Can anyone simply explain about the sliding window and streaming video?

Question

Can anyone simply explain about the sliding window and streaming video?

sean-wade opened this issue 9 months ago · comments

I observe that in sliding window mode, say T=8, self.num_frame_head_grads = self.num_frame_losses = 2, the for loop will do forward_pts_train without loss calculate in the first 6 times.

So I think this will cost unnecessary calculation cost?

`

def obtain_history_memory:
    ...
    for i in range(T):
        requires_grad = False
        return_losses = False
        data_t = dict()
        for key in data:
            data_t[key] = data[key][:, i] 

        data_t['img_feats'] = data_t['img_feats']
        if i >= num_nograd_frames:
            requires_grad = True
        if i >= num_grad_losses:
            return_losses = True
        loss = self.forward_pts_train(......)

`

Sean · Answer 1 · Tue Nov 07 2023 15:22:37 GMT+0800 (China Standard Time)

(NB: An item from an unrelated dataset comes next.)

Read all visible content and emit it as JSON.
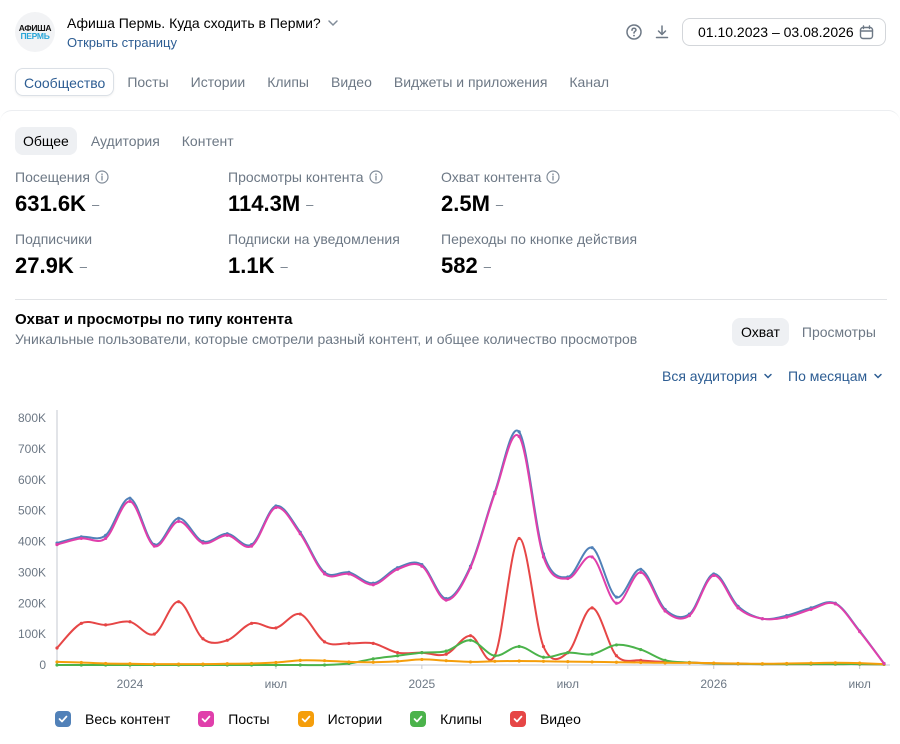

After reading the code, I kinda know the reason:
The first 6 loops is used for the head to accumulate memory, and only the last 2 loops is supervised.
Is my understanding right?

exiawsh · Answer 2 · Wed Nov 08 2023 09:38:36 GMT+0800 (China Standard Time)

@sean-wade Sorry for late response. Yoy are right, only the last 2 frames are supervised in sliding window training. The temporal modeling is a recurrent manner in StreamPETR. It's important to mitgate the error propagation. So long window size is necessary.